Del resto non posso studiare, il mio tempo è prezioso, devo spenderlo con gli amici, i bagni, le palle di sabbia, il diesse, i giri in bicicletta e il nascondino la sera, quando siamo talmente in tanti che per nasconderci nei pochi posti buoni dobbiamo prendere il numero come al supermercato.

La vigilia di Ferragosto è stata organizzata una festa sulla spiaggia con un falò d'ordinanza e una bella luna piena, balli di gruppo, un grande barbecue sul quale i grandi cucinavano salsicce e hamburger. Intorno a mezzanotte abbiamo fatto tutti il bagno, che bello! L'acqua era fredda, fuori era freddo, ma mi sono divertita un sacco. Quella sera non ho mangiato niente ma alla festa che hanno organizzato la settimana dopo, stavolta senza fuoco altrimenti ci facevano la multa, ho mangiato tre salsicce e papà ha dovuto fermarmi perché ne volevo ancora.

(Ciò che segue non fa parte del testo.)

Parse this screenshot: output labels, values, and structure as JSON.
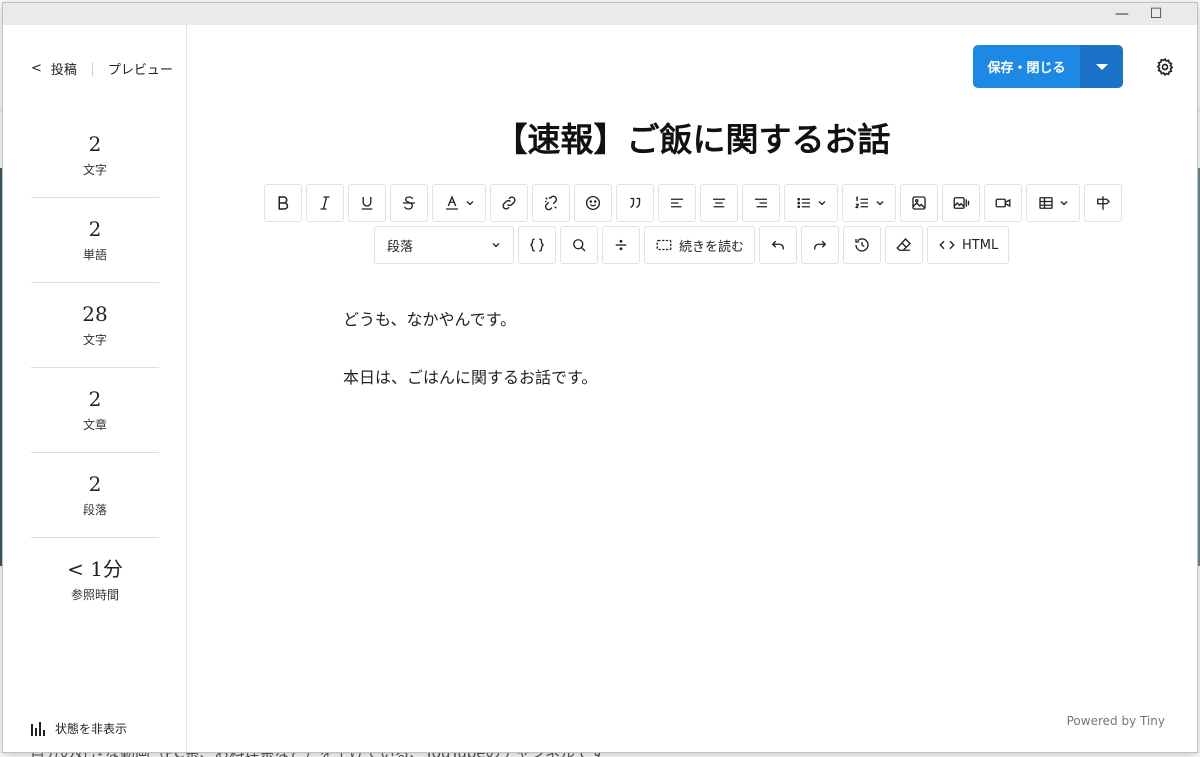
{
  "background": {
    "bottom_text": "自分の好きな動画（PC系、お料理系など）を上げている、YouTubeのチャンネルです"
  },
  "window": {
    "minimize_glyph": "—",
    "maximize_glyph": "☐"
  },
  "sidebar": {
    "back_label": "投稿",
    "preview_label": "プレビュー",
    "stats": [
      {
        "value": "2",
        "label": "文字"
      },
      {
        "value": "2",
        "label": "単語"
      },
      {
        "value": "28",
        "label": "文字"
      },
      {
        "value": "2",
        "label": "文章"
      },
      {
        "value": "2",
        "label": "段落"
      },
      {
        "value": "< 1分",
        "label": "参照時間"
      }
    ],
    "hide_stats_label": "状態を非表示"
  },
  "header": {
    "save_label": "保存・閉じる",
    "accent_color": "#1e88e5"
  },
  "editor": {
    "title": "【速報】ご飯に関するお話",
    "block_format": "段落",
    "read_more_label": "続きを読む",
    "html_label": "HTML",
    "paragraphs": [
      "どうも、なかやんです。",
      "本日は、ごはんに関するお話です。"
    ],
    "powered_by": "Powered by Tiny"
  }
}
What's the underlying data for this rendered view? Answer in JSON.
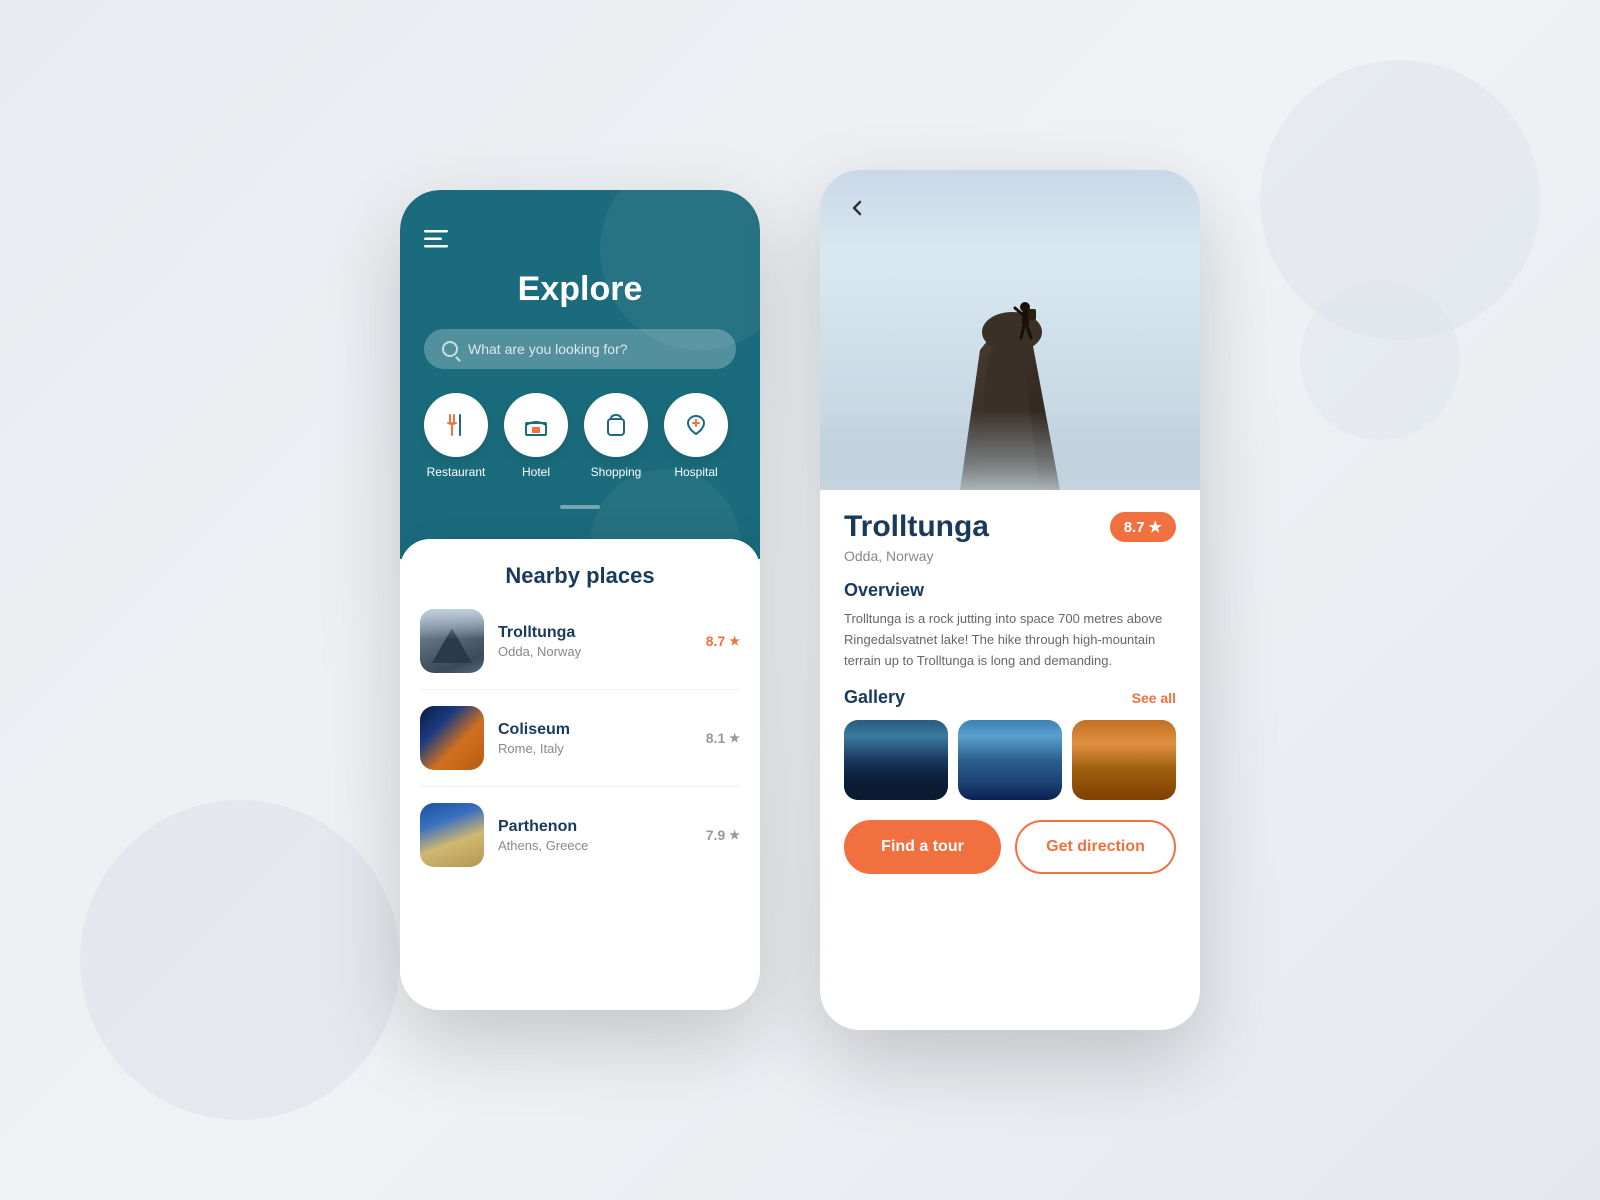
{
  "background": {
    "color": "#eef0f4"
  },
  "phone1": {
    "header": {
      "title": "Explore",
      "search_placeholder": "What are you looking for?"
    },
    "categories": [
      {
        "id": "restaurant",
        "label": "Restaurant",
        "icon": "✕✕"
      },
      {
        "id": "hotel",
        "label": "Hotel",
        "icon": "🛏"
      },
      {
        "id": "shopping",
        "label": "Shopping",
        "icon": "🛍"
      },
      {
        "id": "hospital",
        "label": "Hospital",
        "icon": "♡"
      }
    ],
    "nearby_section": {
      "title": "Nearby places",
      "places": [
        {
          "name": "Trolltunga",
          "location": "Odda, Norway",
          "rating": "8.7",
          "rating_color": "orange"
        },
        {
          "name": "Coliseum",
          "location": "Rome, Italy",
          "rating": "8.1",
          "rating_color": "gray"
        },
        {
          "name": "Parthenon",
          "location": "Athens, Greece",
          "rating": "7.9",
          "rating_color": "gray"
        }
      ]
    }
  },
  "phone2": {
    "back_button": "‹",
    "place_name": "Trolltunga",
    "place_location": "Odda, Norway",
    "rating": "8.7",
    "rating_star": "★",
    "overview": {
      "title": "Overview",
      "text": "Trolltunga is a rock jutting into space 700 metres above Ringedalsvatnet lake! The hike through high-mountain terrain up to Trolltunga is long and demanding."
    },
    "gallery": {
      "title": "Gallery",
      "see_all": "See all"
    },
    "buttons": {
      "find_tour": "Find a tour",
      "get_direction": "Get direction"
    }
  }
}
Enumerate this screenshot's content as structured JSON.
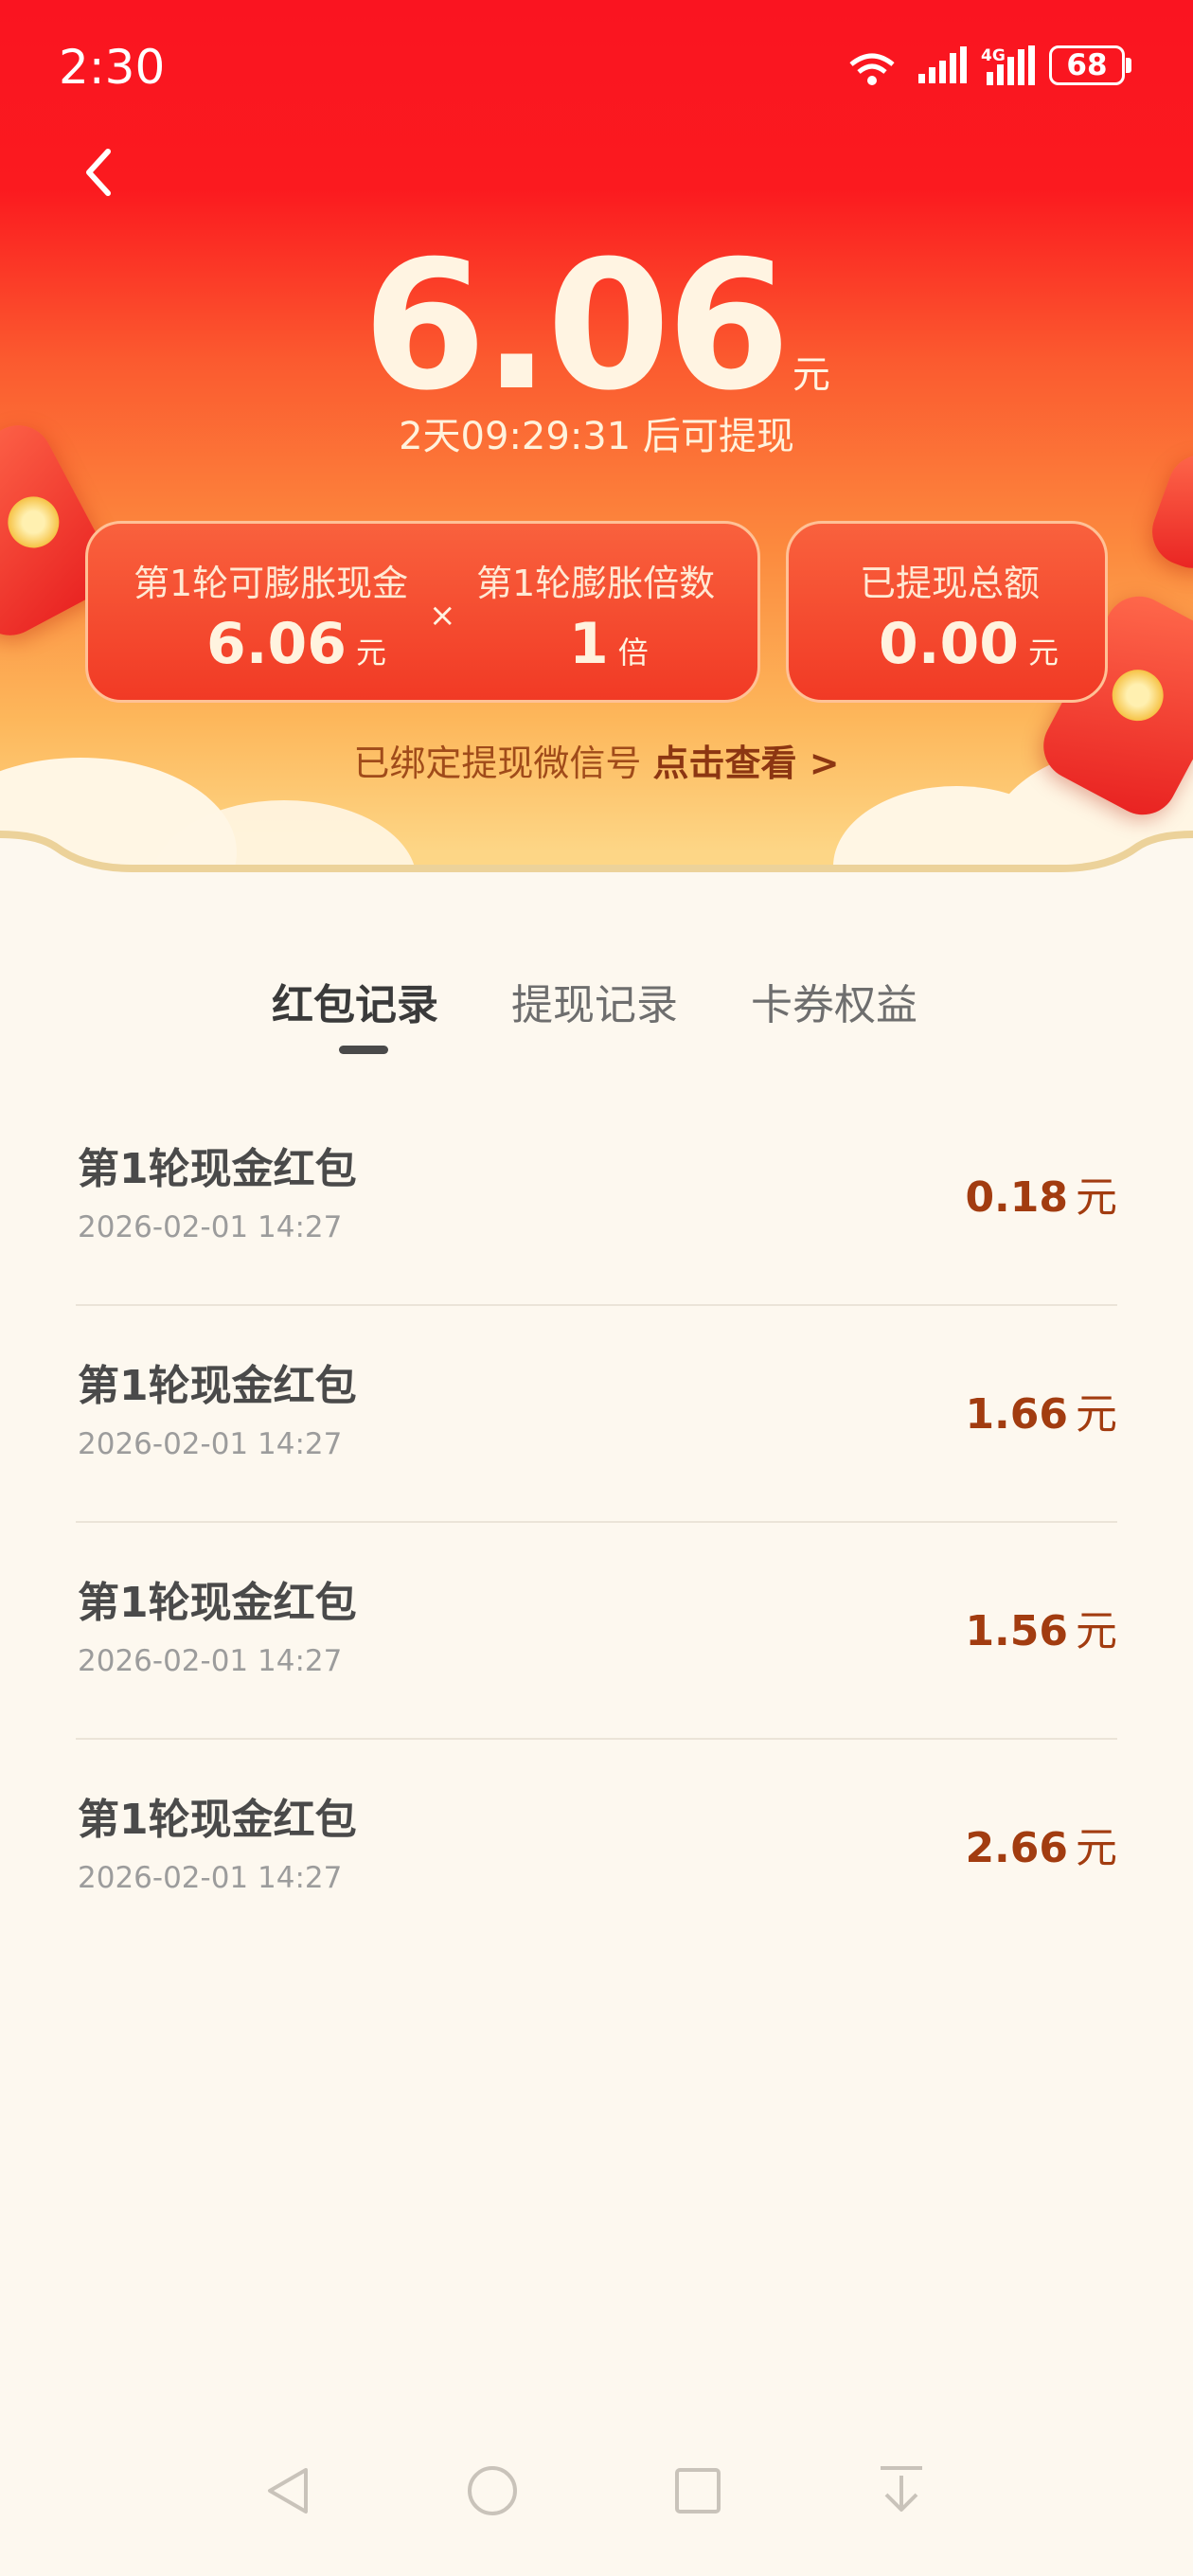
{
  "status": {
    "time": "2:30",
    "battery": "68"
  },
  "header": {
    "amount": "6.06",
    "amount_unit": "元",
    "countdown": "2天09:29:31 后可提现"
  },
  "cards": {
    "inflatable_label": "第1轮可膨胀现金",
    "inflatable_value": "6.06",
    "inflatable_unit": "元",
    "times_symbol": "×",
    "multiplier_label": "第1轮膨胀倍数",
    "multiplier_value": "1",
    "multiplier_unit": "倍",
    "withdrawn_label": "已提现总额",
    "withdrawn_value": "0.00",
    "withdrawn_unit": "元"
  },
  "bind": {
    "text": "已绑定提现微信号 ",
    "link": "点击查看 >"
  },
  "tabs": [
    {
      "label": "红包记录"
    },
    {
      "label": "提现记录"
    },
    {
      "label": "卡券权益"
    }
  ],
  "records": [
    {
      "title": "第1轮现金红包",
      "date": "2026-02-01 14:27",
      "amount": "0.18",
      "unit": "元"
    },
    {
      "title": "第1轮现金红包",
      "date": "2026-02-01 14:27",
      "amount": "1.66",
      "unit": "元"
    },
    {
      "title": "第1轮现金红包",
      "date": "2026-02-01 14:27",
      "amount": "1.56",
      "unit": "元"
    },
    {
      "title": "第1轮现金红包",
      "date": "2026-02-01 14:27",
      "amount": "2.66",
      "unit": "元"
    }
  ],
  "colors": {
    "header_red": "#fa1420",
    "amount_brown": "#a23c10",
    "background": "#fdf8ef"
  },
  "icons": [
    "back-icon",
    "wifi-icon",
    "signal-icon",
    "signal-4g-icon",
    "battery-icon",
    "nav-back-icon",
    "nav-home-icon",
    "nav-recents-icon",
    "nav-collapse-icon"
  ]
}
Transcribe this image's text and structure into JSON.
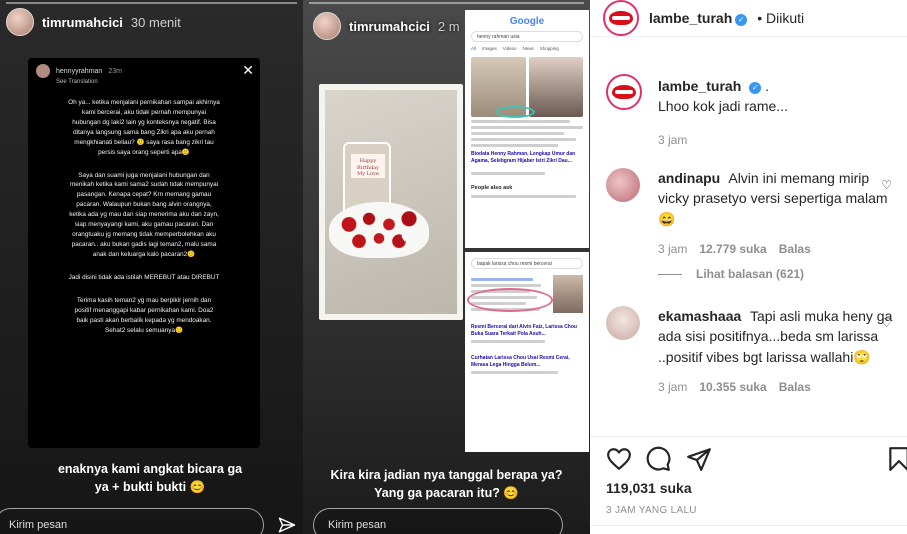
{
  "story1": {
    "username": "timrumahcici",
    "time": "30 menit",
    "notes": {
      "username": "hennyyrahman",
      "time": "23m",
      "translate": "See Translation",
      "para1": "Oh ya... ketika menjalani pernikahan sampai akhirnya\nkami bercerai, aku tidak pernah mempunyai\nhubungan dg laki2 lain yg konteksnya negatif. Bisa\nditanya langsung sama bang Zikri apa aku pernah\nmengkhianati beliau? 🙂 saya rasa bang zikri tau\npersis saya orang seperti apa🙂",
      "para2": "Saya dan suami juga menjalani hubungan dan\nmenikah ketika kami sama2 sudah tidak mempunyai\npasangan. Kenapa cepat? Krn memang gamau\npacaran. Walaupun bukan bang alvin orangnya,\nketika ada yg mau dan siap menerima aku dan zayn,\nsiap menyayangi kami, aku gamau pacaran. Dan\norangtuaku jg memang tidak memperbolehkan aku\npacaran.. aku bukan gadis lagi teman2, malu sama\nanak dan keluarga kalo pacaran2🙂",
      "para3": "Jadi disini tidak ada istilah MEREBUT atau DIREBUT",
      "para4": "Terima kasih teman2 yg mau berpikir jernih dan\npositif menanggapi kabar pernikahan kami. Doa2\nbaik pasti akan berbalik kepada yg mendoakan.\nSehat2 selalu semuanya🙂"
    },
    "caption": "enaknya kami angkat bicara ga\nya + bukti bukti 😊",
    "reply_placeholder": "Kirim pesan"
  },
  "story2": {
    "username": "timrumahcici",
    "time": "2 m",
    "caption": "Kira kira jadian nya tanggal berapa ya?\nYang ga pacaran itu? 😊",
    "reply_placeholder": "Kirim pesan",
    "card_text": "Happy Birthday\nMy Love",
    "google": {
      "logo": "Google",
      "query": "henny rahman usia",
      "tabs": [
        "All",
        "Images",
        "Videos",
        "News",
        "Shopping"
      ],
      "result_title": "Biodata Henny Rahman, Lengkap Umur dan Agama, Selebgram Hijaber Istri Zikri Dau...",
      "people_ask": "People also ask"
    },
    "bing": {
      "query": "bapak larissa chou resmi bercerai",
      "result_title": "Resmi Bercerai dari Alvin Faiz, Larissa Chou Buka Suara Terkait Pola Asuh...",
      "result_title2": "Curhatan Larissa Chou Usai Resmi Cerai, Merasa Lega Hingga Belum..."
    }
  },
  "post": {
    "username": "lambe_turah",
    "follow_status": "Diikuti",
    "caption_user": "lambe_turah",
    "caption_text": ".",
    "caption_line2": "Lhoo kok jadi rame...",
    "caption_time": "3 jam",
    "comments": [
      {
        "user": "andinapu",
        "text": "Alvin ini memang mirip vicky prasetyo versi sepertiga malam 😄",
        "time": "3 jam",
        "likes": "12.779 suka",
        "reply": "Balas"
      },
      {
        "user": "ekamashaaa",
        "text": "Tapi asli muka heny ga ada sisi positifnya...beda sm larissa ..positif vibes bgt larissa wallahi🙄",
        "time": "3 jam",
        "likes": "10.355 suka",
        "reply": "Balas"
      }
    ],
    "view_replies": "Lihat balasan (621)",
    "likes_count": "119,031 suka",
    "timestamp": "3 JAM YANG LALU"
  }
}
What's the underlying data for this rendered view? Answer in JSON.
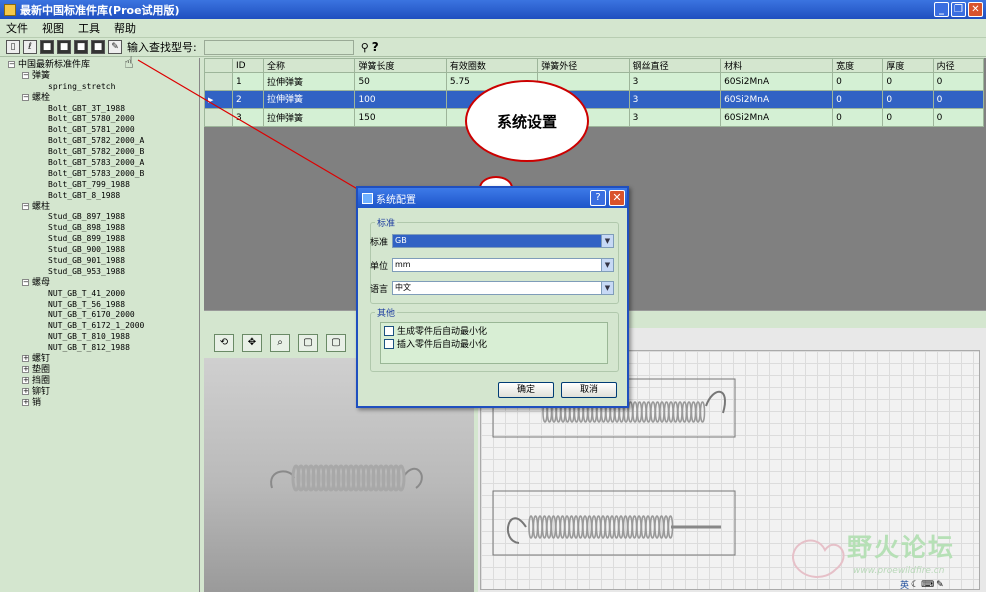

Godzi si è sempre distinto. Durante la prima festa rubava legna dagli altri falò sulla spiaggia per portarli da noi, poi prendeva dei legni ardenti e se ne andava in giro a terrorizzare la gente finché papà l'ha rimesso in riga. Ha fatto il bagno anche lui e la Grande Generatrice ci correva dietro nel buio con gli asciugamani.
Andrea è riuscito a graffiarsi la pancia su uno scoglio, farsi dei tagli in testa andando con la bicicletta addosso a una pianta, farsi saltare un'unghia di un dito del piede correndo sull'asfalto, ferirsi il pollice e il ginocchio perché andava senza mani in bici. Ogni volta gridava "Voglio il mercuriocromo!" agli sconcertati presenti che lo soccorrevano. Se non è impegnato a farsi male, partecipa a risse sulla spiaggia per futili motivi e torna con segni sulla faccia o sulle spalle, oppure spaventa le mamme giocando al sommozzatore con un secchiello (se lo mette in testa e va sott'acqua, respira l'aria rimasta imprigionata e tutti pensano stia annegando).
Ho detto al Miserabile Facchino che è stata un'estate troppo breve.